I had made a fft c program and it is working perfectly for discrete
values. I have also checked it on MATLAB and quite sure that the
program is correct.

However I have two doubts.

I inputted the samples of a sine wave of 1000 Hz with a sampling
frequency 4000Hz. For a simple 16 point FFT I got two peaks one at
x[4] and other at x[12]. Now shouldn't a simple sine wave show just
one peak at 1000Hz.

Is it that the values I get are centered along the imaginary axis. I
am not able to understand where the frequency samples after doing fft
actually lie in the spectrum.

Please help me sorting this fundamental problem. I hope many of you
know the answer.

Thanks
Aarul Jain


Re: Why two peaks in fft of sine wave - Fred Marshall - 2003-07-12 14:54:00

"Aarul Jain" <a...@yahoo.com> wrote in message
news:2...@posting.google.com...
> Hi
>
> I had made a fft c program and it is working perfectly for discrete
> values. I have also checked it on MATLAB and quite sure that the
> program is correct.
>
> However I have two doubts.
>
> I inputted the samples of a sine wave of 1000 Hz with a sampling
> frequency 4000Hz. For a simple 16 point FFT I got two peaks one at
> x[4] and other at x[12]. Now shouldn't a simple sine wave show just
> one peak at 1000Hz.
>
> Is it that the values I get are centered along the imaginary axis. I
> am not able to understand where the frequency samples after doing fft
> actually lie in the spectrum.
>
> Please help me sorting this fundamental problem. I hope many of you
> know the answer.

Congratulations, it appears to be working properly!
The FFT generates coefficients for complex exponentials.
To get a sine, you need the sum of two complex exponentials - one at
positive frequency and one at negative frequency.
The FFT generates a single replica of a periodic spectrum.  So you can think
of the result as being plotted on a circular axis that repeats at
x[0]=x[16].
The positive frequency component shows up 4 above x[0] or x[4]
The negative frequency shows up 4 below x[16] or x[12].

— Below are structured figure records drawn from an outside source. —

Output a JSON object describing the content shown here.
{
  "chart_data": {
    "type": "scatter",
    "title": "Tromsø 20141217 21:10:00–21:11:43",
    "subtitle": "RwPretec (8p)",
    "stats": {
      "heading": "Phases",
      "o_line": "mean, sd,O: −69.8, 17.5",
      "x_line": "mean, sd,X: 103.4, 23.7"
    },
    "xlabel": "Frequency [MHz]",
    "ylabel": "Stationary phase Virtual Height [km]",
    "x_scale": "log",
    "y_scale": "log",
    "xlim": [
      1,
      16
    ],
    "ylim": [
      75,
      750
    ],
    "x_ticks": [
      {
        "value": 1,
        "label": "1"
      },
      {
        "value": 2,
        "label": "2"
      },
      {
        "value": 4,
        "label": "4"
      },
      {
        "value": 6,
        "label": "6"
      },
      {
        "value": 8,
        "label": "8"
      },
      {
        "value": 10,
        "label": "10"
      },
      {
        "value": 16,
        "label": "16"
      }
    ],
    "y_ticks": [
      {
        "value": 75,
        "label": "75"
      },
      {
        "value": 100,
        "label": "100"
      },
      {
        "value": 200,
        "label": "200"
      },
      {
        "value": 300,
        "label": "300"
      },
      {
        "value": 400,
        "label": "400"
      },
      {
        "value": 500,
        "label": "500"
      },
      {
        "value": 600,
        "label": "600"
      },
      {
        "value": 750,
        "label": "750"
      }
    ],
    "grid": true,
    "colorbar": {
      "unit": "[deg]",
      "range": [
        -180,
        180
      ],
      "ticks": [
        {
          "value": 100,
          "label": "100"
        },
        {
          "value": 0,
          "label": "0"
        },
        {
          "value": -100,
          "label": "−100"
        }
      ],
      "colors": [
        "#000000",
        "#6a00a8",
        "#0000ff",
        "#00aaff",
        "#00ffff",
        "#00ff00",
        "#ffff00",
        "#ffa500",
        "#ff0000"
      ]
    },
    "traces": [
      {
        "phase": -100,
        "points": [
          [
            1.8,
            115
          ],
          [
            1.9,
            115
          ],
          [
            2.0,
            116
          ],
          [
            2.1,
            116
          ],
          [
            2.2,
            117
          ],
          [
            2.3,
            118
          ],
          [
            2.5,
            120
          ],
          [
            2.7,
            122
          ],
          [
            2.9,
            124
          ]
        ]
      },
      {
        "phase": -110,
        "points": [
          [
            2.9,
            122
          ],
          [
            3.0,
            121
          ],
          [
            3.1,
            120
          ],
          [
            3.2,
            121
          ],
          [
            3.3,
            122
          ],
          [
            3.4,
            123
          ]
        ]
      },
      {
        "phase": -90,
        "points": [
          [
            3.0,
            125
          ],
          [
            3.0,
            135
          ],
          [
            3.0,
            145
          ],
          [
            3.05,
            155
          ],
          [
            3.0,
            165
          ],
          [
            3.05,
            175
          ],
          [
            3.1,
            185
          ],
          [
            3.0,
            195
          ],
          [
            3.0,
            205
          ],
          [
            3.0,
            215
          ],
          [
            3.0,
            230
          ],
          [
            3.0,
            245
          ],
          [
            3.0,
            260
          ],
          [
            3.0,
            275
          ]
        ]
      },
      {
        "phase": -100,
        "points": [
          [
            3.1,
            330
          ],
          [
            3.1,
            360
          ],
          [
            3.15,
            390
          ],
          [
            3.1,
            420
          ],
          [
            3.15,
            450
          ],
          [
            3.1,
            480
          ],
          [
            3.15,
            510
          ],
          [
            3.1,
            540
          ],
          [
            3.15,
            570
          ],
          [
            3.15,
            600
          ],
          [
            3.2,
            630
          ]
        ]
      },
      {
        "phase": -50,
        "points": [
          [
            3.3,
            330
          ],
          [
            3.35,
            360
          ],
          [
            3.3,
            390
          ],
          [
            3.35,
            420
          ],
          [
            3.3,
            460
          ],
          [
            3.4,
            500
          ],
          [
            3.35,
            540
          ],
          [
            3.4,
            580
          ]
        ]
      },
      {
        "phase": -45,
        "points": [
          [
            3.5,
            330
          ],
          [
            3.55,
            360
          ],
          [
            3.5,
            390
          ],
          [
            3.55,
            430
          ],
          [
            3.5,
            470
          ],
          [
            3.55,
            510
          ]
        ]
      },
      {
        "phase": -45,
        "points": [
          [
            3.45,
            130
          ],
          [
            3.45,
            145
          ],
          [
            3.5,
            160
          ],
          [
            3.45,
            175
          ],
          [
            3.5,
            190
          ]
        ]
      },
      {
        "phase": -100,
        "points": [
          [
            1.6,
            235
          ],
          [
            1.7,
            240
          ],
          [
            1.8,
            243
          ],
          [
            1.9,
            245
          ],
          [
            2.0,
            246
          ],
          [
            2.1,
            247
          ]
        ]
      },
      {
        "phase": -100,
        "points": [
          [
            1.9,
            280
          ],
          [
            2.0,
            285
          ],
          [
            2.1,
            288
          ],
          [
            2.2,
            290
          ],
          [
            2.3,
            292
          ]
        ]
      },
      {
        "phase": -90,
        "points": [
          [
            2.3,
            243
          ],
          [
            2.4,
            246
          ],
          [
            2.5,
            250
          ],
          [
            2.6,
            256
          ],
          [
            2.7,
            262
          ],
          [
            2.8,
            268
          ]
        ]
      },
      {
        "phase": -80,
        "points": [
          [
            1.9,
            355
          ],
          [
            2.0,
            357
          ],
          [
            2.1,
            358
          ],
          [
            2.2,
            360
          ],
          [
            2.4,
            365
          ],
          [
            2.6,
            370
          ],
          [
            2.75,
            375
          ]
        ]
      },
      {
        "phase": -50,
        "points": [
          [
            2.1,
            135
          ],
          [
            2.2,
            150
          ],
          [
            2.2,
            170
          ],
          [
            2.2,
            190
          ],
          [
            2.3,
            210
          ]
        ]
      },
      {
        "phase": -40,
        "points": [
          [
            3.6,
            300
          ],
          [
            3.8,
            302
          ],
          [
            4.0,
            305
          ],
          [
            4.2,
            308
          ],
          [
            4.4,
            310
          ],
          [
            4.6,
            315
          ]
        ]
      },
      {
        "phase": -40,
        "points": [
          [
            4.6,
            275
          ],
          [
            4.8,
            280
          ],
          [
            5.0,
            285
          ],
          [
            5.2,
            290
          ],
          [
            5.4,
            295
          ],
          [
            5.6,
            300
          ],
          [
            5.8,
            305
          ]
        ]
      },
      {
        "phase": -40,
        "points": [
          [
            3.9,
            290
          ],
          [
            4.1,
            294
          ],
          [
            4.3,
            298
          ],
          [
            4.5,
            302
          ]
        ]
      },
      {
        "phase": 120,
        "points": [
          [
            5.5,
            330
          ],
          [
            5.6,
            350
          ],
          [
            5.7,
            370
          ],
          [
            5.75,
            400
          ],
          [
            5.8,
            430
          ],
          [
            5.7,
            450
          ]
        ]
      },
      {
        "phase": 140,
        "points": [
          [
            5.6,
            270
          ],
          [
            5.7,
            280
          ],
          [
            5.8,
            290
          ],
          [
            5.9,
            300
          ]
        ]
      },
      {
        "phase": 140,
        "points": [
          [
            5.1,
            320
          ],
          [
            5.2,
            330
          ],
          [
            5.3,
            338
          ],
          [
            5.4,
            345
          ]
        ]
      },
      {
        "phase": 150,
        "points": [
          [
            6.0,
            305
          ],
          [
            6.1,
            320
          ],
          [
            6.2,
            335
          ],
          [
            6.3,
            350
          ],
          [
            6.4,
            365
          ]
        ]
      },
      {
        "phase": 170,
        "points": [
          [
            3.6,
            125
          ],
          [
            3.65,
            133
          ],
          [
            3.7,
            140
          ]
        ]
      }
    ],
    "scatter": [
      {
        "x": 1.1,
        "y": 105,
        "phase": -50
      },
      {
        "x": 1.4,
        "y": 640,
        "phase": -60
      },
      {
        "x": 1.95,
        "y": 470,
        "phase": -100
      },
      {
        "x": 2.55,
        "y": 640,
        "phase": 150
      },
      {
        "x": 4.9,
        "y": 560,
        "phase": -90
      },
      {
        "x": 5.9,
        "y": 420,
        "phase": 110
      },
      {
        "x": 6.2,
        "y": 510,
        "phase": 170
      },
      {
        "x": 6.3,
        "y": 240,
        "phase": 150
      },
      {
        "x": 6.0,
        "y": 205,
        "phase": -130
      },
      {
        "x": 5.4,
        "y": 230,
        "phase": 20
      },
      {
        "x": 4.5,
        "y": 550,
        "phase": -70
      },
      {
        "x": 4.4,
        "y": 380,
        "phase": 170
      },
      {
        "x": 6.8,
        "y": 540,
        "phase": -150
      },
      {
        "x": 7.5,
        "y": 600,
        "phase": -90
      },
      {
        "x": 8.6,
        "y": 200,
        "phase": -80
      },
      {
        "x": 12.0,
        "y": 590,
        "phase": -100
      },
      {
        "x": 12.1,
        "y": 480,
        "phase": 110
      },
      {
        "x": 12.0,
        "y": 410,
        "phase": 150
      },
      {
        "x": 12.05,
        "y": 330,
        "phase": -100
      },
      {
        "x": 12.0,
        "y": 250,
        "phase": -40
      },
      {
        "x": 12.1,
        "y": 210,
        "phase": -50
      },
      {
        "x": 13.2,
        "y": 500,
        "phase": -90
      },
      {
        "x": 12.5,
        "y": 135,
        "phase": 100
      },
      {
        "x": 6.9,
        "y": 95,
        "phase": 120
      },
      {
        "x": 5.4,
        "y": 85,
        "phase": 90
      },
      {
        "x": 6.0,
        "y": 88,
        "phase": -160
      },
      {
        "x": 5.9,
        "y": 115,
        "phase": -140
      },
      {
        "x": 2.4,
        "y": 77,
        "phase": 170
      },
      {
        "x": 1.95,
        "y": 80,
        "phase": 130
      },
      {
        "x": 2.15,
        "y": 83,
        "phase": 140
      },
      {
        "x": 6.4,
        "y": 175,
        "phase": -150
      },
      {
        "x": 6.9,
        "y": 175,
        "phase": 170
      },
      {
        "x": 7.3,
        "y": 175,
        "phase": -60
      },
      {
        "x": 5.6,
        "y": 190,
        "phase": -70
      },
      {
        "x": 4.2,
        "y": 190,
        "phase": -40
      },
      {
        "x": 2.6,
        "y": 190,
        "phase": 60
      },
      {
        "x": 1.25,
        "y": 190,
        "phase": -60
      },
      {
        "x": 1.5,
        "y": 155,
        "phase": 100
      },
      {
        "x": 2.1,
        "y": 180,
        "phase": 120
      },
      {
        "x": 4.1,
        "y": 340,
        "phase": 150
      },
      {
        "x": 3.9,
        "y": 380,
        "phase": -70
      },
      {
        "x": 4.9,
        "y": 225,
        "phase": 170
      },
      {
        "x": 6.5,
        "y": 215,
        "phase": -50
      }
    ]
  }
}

Since the time function is real, the even part will transform to an even
real function in frequency and the odd part will transform to an odd
imaginary part in frequency.
So, if the input was really sin(k*t) then you should have an odd, imaginary
output.
If the value at x[4] is j0.5 then the value at x[12] would be -j0.5.  So,
you really only need to know the N/2 values from x[0] to x[7] to know the
whole thing.  But, most FFTs allow complex inputs and provide the full N
outputs.

Fred


Re: Why two peaks in fft of sine wave - Aarul Jain - 2003-07-12 21:38:00

Thanks for your good help.

Regards

Aarul Jain

"Fred Marshall" <f...@remove_the_x.acm.org> wrote in message news:<2IYPa.2572$J...@feed2.centurytel.net>...
> "Aarul Jain" <a...@yahoo.com> wrote in message
> news:2...@posting.google.com...
> > Hi
> >
> > I had made a fft c program and it is working perfectly for discrete
> > values. I have also checked it on MATLAB and quite sure that the
> > program is correct.
> >
> > However I have two doubts.
> >
> > I inputted the samples of a sine wave of 1000 Hz with a sampling
> > frequency 4000Hz. For a simple 16 point FFT I got two peaks one at
> > x[4] and other at x[12]. Now shouldn't a simple sine wave show just
> > one peak at 1000Hz.
> >
> > Is it that the values I get are centered along the imaginary axis. I
> > am not able to understand where the frequency samples after doing fft
> > actually lie in the spectrum.
> >
> > Please help me sorting this fundamental problem. I hope many of you
> > know the answer.
> 
> Congratulations, it appears to be working properly!
> The FFT generates coefficients for complex exponentials.
> To get a sine, you need the sum of two complex exponentials - one at
> positive frequency and one at negative frequency.
> The FFT generates a single replica of a periodic spectrum.  So you can think
> of the result as being plotted on a circular axis that repeats at
> x[0]=x[16].
> The positive frequency component shows up 4 above x[0] or x[4]
> The negative frequency shows up 4 below x[16] or x[12].
> 
> Since the time function is real, the even part will transform to an even
> real function in frequency and the odd part will transform to an odd
> imaginary part in frequency.
> So, if the input was really sin(k*t) then you should have an odd, imaginary
> output.
> If the value at x[4] is j0.5 then the value at x[12] would be -j0.5.  So,
> you really only need to know the N/2 values from x[0] to x[7] to know the
> whole thing.  But, most FFTs allow complex inputs and provide the full N
> outputs.
> 
> Fred